I have just sold my tracked robot on eBay. While driving it around was eventful, (sorry for running over your flowers Deb) the actual fun for me lied in the design and build. A while ago I came across these surplus hospital carts on Craigslist and I thought those would make an interesting robot base.

This is the cart in its stock configuration. The base holds two 17ah 12v batteries and all the electronics.  The top has a keyboard drawer and mouse. The mast has a linear actuator in it to allow height adjustment of the table height.

 Unfortunately the monitor/computer was trashed but all of the internal wiring was there along with the two dead batteries. ( I gutted it all anyways.)  I knew from the start I was going to put two wheelchair motors on it, but that as far as it went for a while.
I tried to reuse the electronics but the company that made these is long gone and no schematics are available. 

Well lately I have been rather busy, but I finally figured how to get all the components into the base. I gutted the inside of the original battery case and removed all cast in mounts at stiffeners. I then cut an aluminum plate for the bottom, then set the batteries in and welded sides onto it to enclose them. I then mounted the motherboard to the back of the aluminum enclosure with the sides holding the CPU power supply and the motor drivers.

 Here are the gearboxes without the motors on them. 3/8" aluminum welded to the stock frame. Motors, wheels and gearboxes are from a powered wheelchair.

Monday, January 30, 2012

Snow blower track robot base

I have always wanted to build a tracked robot, not that I don't like ones with wheels, I just think that the tracks make it look a little better. There are many types of tracks out there, from little ones on toys to larger ones on construction equipment. However, I have found that the best, medium size tracks are found on snow blowers.

I had purchased two sets of track,s both were on complete snow blowers. One ran (125 dollars) the other one was disassembled (65 dollars,) but the tracks were in good shape and complete.

I'm using two 350 watt motors from wheel chairs as they already have built in gear reduction.

Here is what a motor gearbox looks like inside with all the grease cleaned out.
The spring on the larger shaft was for the lever to disengage the gear by sliding it over on the shaft so the wheels can rotate freely.
I have removed the lever and the decided to not use the cover also as it will reduce the overall height of the motor/gearbox for more ground clearance. My new aluminum chassis uses a single aluminum plate the mount for the motors so that serves as the gearbox cover also.
Future plans include some type of two speed gearbox the the base can really move but I am still doing the CAD work and researching the gears as I would like to get it to fit into the existing gearbox.

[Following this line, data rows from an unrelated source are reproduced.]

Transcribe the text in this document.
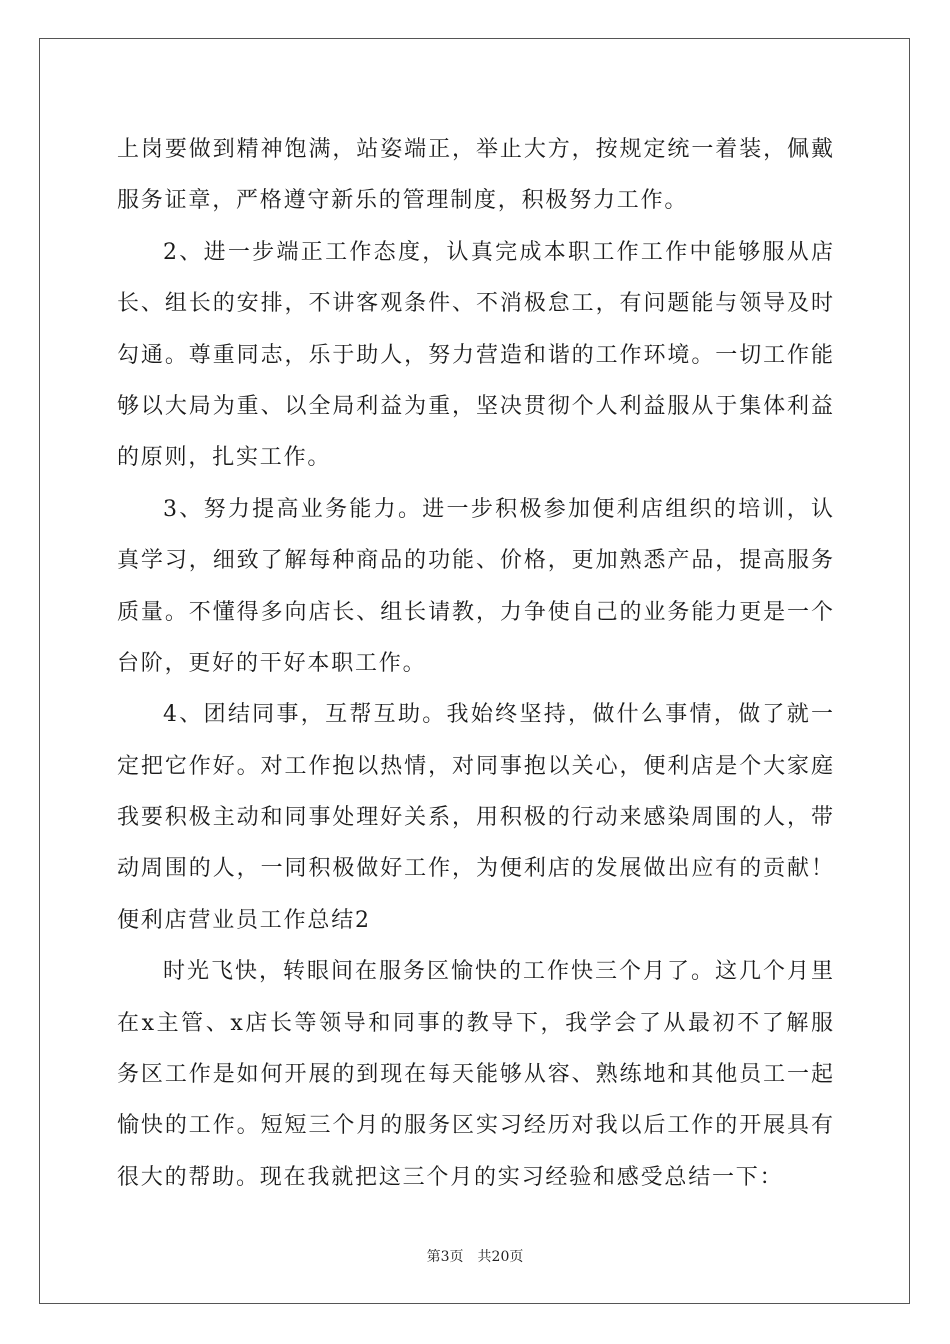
上岗要做到精神饱满，站姿端正，举止大方，按规定统一着装，佩戴
服务证章，严格遵守新乐的管理制度，积极努力工作。
2、进一步端正工作态度，认真完成本职工作工作中能够服从店
长、组长的安排，不讲客观条件、不消极怠工，有问题能与领导及时
勾通。尊重同志，乐于助人，努力营造和谐的工作环境。一切工作能
够以大局为重、以全局利益为重，坚决贯彻个人利益服从于集体利益
的原则，扎实工作。
3、努力提高业务能力。进一步积极参加便利店组织的培训，认
真学习，细致了解每种商品的功能、价格，更加熟悉产品，提高服务
质量。不懂得多向店长、组长请教，力争使自己的业务能力更是一个
台阶，更好的干好本职工作。
4、团结同事，互帮互助。我始终坚持，做什么事情，做了就一
定把它作好。对工作抱以热情，对同事抱以关心，便利店是个大家庭
我要积极主动和同事处理好关系，用积极的行动来感染周围的人，带
动周围的人，一同积极做好工作，为便利店的发展做出应有的贡献！
便利店营业员工作总结2
时光飞快，转眼间在服务区愉快的工作快三个月了。这几个月里
在x主管、x店长等领导和同事的教导下，我学会了从最初不了解服
务区工作是如何开展的到现在每天能够从容、熟练地和其他员工一起
愉快的工作。短短三个月的服务区实习经历对我以后工作的开展具有
很大的帮助。现在我就把这三个月的实习经验和感受总结一下：
第3页 共20页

My first chassis design was from mild steel because I could cut and weld it easily, and it was my first frame and I wasn't quite sure how I wanted it. The two 17 Ah, 12v batteries were mounted in the middle because my first thought was to keep the base a narrow as possible but as you can see in the next picture that did not provide alot of ground clearance.

In this picture the flat aluminum plate that ties the two motors together also serves
as the cover for the gearboxes. The stock cover was about 3/4" thick and had the manual lever sticking out of it.

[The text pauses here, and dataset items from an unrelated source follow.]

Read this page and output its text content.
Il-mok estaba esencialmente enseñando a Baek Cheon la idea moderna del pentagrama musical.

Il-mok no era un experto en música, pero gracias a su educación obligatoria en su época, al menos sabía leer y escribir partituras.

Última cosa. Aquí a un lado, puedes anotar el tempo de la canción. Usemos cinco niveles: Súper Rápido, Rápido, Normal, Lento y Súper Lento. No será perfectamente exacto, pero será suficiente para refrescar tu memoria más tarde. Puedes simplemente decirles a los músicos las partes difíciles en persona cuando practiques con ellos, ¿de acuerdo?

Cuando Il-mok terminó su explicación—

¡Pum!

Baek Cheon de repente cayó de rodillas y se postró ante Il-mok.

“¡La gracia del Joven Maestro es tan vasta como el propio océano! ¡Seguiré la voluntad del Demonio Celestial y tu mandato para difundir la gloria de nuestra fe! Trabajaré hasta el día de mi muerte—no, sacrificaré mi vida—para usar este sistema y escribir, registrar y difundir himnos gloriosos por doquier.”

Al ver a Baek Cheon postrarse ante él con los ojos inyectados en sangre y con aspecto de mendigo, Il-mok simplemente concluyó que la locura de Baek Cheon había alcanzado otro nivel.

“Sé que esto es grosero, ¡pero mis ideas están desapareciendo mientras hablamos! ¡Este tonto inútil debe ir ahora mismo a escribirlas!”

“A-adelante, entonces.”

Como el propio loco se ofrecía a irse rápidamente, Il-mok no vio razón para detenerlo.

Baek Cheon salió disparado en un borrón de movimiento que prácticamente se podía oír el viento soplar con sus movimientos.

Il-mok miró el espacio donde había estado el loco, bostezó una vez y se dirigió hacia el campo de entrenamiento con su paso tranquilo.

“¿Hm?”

Thursday, October 13, 2011

Micro MIll

I recently picked up this MicroMark mill. I got it off craigslist (Chicago) with a whole bunch of tooling. The cart / stand is from a hospital that also came from Craig's list.

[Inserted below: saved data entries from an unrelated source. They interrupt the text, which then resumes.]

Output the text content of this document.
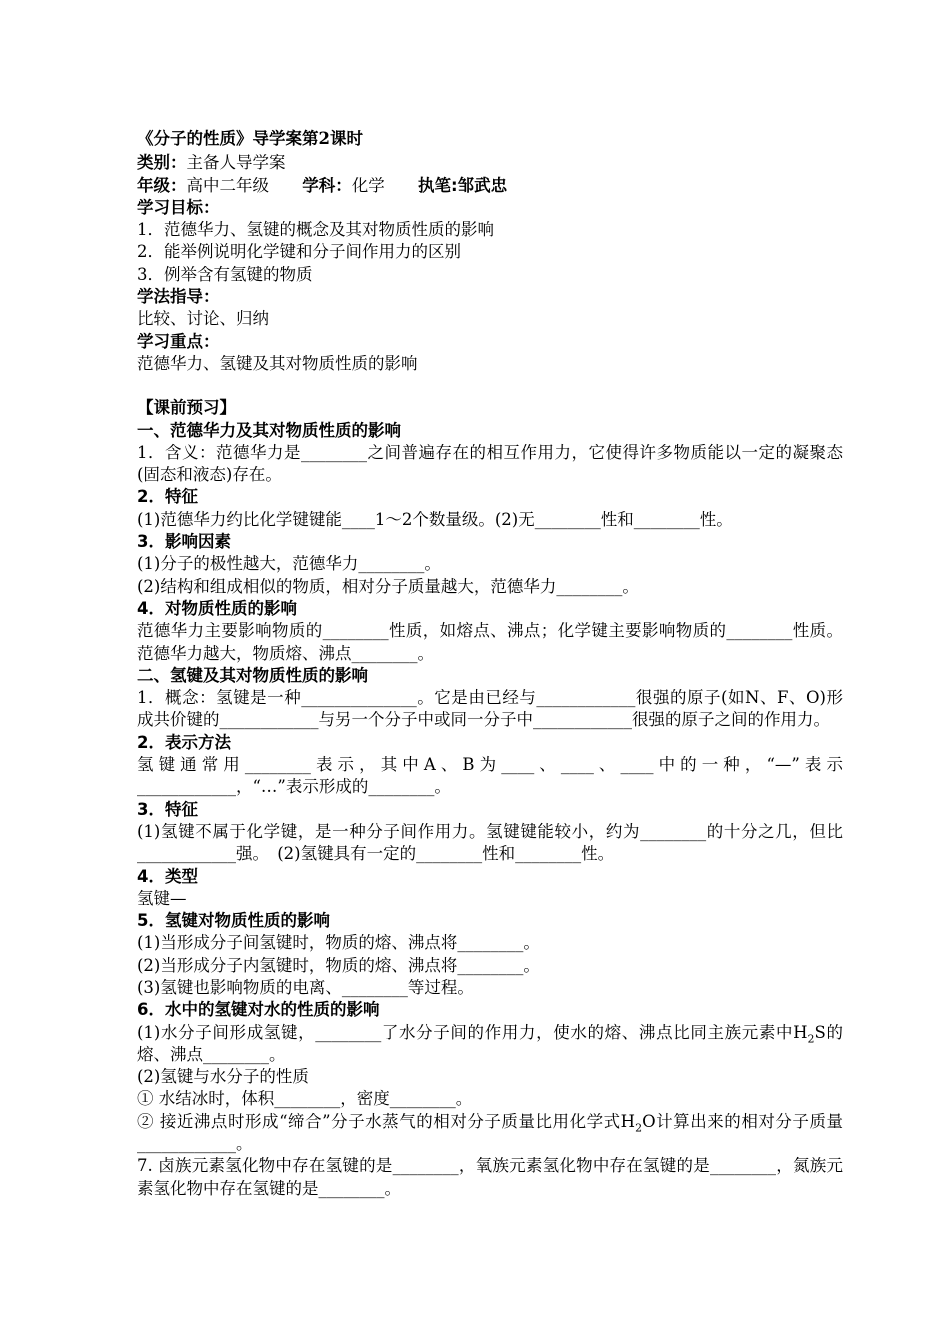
《分子的性质》导学案第2课时
类别：主备人导学案
年级：高中二年级 学科：化学 执笔:邹武忠
学习目标：
1．范德华力、氢键的概念及其对物质性质的影响
2．能举例说明化学键和分子间作用力的区别
3．例举含有氢键的物质
学法指导：
比较、讨论、归纳
学习重点：
范德华力、氢键及其对物质性质的影响
【课前预习】
一、范德华力及其对物质性质的影响
1．含义：范德华力是________之间普遍存在的相互作用力，它使得许多物质能以一定的凝聚态(固态和液态)存在。
2．特征
(1)范德华力约比化学键键能____1～2个数量级。(2)无________性和________性。
3．影响因素
(1)分子的极性越大，范德华力________。
(2)结构和组成相似的物质，相对分子质量越大，范德华力________。
4．对物质性质的影响
范德华力主要影响物质的________性质，如熔点、沸点；化学键主要影响物质的________性质。范德华力越大，物质熔、沸点________。
二、氢键及其对物质性质的影响
1．概念：氢键是一种______________。它是由已经与____________很强的原子(如N、F、O)形成共价键的____________与另一个分子中或同一分子中____________很强的原子之间的作用力。
2．表示方法
氢键通常用________表示，其中A、B为____、____、____中的一种，“—”表示____________，“…”表示形成的________。
3．特征
(1)氢键不属于化学键，是一种分子间作用力。氢键键能较小，约为________的十分之几，但比____________强。　(2)氢键具有一定的________性和________性。
4．类型
氢键—
5．氢键对物质性质的影响
(1)当形成分子间氢键时，物质的熔、沸点将________。
(2)当形成分子内氢键时，物质的熔、沸点将________。
(3)氢键也影响物质的电离、________等过程。
6．水中的氢键对水的性质的影响
(1)水分子间形成氢键，________了水分子间的作用力，使水的熔、沸点比同主族元素中$H_2S$的熔、沸点________。
(2)氢键与水分子的性质
① 水结冰时，体积________，密度________。
② 接近沸点时形成“缔合”分子水蒸气的相对分子质量比用化学式$H_2O$计算出来的相对分子质量____________。
7. 卤族元素氢化物中存在氢键的是________，氧族元素氢化物中存在氢键的是________，氮族元素氢化物中存在氢键的是________。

The mill came with a DRO on the 3 axis's but the goofy rubber plugs that plug into the scales were so loose that the readout would not work half the time.

So, like  any other enthusiast I just cut them off and soldered the wires directly to the circuit board.

Once they were soldered  I assembled the units back together and I put some silicon in the pockets to seal them.

Tuesday, October 4, 2011

Telepresence Robot

I'm always on the look out for new thing to use in building my robots or to make into robots. Recently I was scouring the local electronics recyclers and came across these hospital computer carts,  And the first thing that came to mind was that they would be a great start for a Telepresence Robot.

Has 17 inch monitor (12 vdc) with motherboard
Keyboard drawer
Battery and charger in base (Dead battery)
The center post also adjust up and down to vary the height.

My plan is to replace the rear caster with  drive wheels to move it around.